WASHINGTON (TIP): Disney researchers have developed a new humanoid robot that is able to recognise when a person is handing them objects and predicting where to make the hand-off. The robot can receive an object handed to it by a person in a natural way, researchers say. Recognising that a person is handing something and predicting where the human plans to make the handoff is difficult for a robot, but the researchers from Disney Research, Pittsburgh and Karlsruhe Institute of Technology (KIT) solved the problem by using motion capture data with two people to create a database of human motion.
By rapidly searching the database, the robot can realise what the human is doing and make a reasonable estimate of where he is likely to extend his hand. People handing a coat, a package or a tool to a robot will become commonplace if robots are introduced to the workplace and the home, said Katsu Yamane, senior research scientist. But the technique he developed could apply to any number of situations where a robot needs to synchronise its motion with that of a human, such as in a dance.
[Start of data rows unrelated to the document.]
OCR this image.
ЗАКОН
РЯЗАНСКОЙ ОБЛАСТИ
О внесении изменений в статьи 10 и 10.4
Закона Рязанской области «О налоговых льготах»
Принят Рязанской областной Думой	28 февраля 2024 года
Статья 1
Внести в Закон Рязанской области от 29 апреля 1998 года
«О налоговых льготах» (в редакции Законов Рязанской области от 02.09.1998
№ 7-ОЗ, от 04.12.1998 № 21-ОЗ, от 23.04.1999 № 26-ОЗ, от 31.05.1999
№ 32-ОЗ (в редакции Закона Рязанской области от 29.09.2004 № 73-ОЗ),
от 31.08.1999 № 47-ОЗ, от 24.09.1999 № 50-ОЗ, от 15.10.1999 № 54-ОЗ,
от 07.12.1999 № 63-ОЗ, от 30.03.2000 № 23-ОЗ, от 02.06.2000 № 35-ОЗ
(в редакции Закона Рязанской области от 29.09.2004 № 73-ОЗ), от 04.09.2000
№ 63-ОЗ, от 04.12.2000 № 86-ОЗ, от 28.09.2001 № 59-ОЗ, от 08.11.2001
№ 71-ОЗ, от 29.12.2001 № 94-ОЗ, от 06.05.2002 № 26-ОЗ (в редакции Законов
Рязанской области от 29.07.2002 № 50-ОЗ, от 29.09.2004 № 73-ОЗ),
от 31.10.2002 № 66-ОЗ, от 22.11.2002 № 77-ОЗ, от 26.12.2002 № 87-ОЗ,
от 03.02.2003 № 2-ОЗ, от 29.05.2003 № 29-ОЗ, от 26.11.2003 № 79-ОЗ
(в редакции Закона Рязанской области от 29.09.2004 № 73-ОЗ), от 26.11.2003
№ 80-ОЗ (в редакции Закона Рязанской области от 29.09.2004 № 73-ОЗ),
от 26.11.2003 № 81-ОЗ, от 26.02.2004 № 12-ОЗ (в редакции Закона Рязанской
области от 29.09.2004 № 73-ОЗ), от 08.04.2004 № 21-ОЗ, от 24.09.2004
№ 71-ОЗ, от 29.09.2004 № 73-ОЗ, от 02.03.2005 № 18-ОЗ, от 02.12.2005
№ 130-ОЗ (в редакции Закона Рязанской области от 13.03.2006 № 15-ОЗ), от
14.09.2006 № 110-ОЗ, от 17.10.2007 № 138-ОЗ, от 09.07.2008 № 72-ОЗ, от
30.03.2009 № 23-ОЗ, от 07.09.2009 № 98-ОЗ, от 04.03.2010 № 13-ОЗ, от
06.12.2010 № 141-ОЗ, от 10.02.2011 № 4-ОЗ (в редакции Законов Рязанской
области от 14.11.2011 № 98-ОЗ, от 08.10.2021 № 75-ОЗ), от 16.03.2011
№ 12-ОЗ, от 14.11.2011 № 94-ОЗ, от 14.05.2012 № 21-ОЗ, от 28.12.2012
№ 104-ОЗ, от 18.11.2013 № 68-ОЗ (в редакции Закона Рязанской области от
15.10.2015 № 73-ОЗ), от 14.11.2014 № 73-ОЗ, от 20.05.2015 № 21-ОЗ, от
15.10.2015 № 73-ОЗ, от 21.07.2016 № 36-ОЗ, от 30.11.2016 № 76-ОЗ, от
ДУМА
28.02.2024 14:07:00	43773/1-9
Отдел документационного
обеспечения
“If a robot just sticks out its hand blindly, or uses motions that look more robotic than human, a person might feel uneasy working with that robot or might question whether it is up to the task,” Yamane said. “We assume human-like motions are more userfriendly because they are familiar,” Yamane said. Human-like motion is often achieved in robots by using motion capture data from people. But that’s usually done in tightly scripted situations, based on a single person’s movements.
For the general passing scenarios envisioned by Yamane, a sampling of motion from at least two people would be necessary and the robot would have to access that database interactively, so it could adjust its motion as the person handing it a package progressively extended her arm. To enable a robot to access a library of human-tohuman passing motions with the speed necessary for robot-human interaction, the researchers developed a hierarchical data structure.
Using principal component analysis, the researchers first developed a rough estimate of the distribution of various motion samples. They then grouped samples of similar poses and organized them into a binary-tree structure. With a series of “either/or” decisions, the robot can rapidly search this database, so it can recognize when the person initiates a handing motion and then refine its response as the person follows through.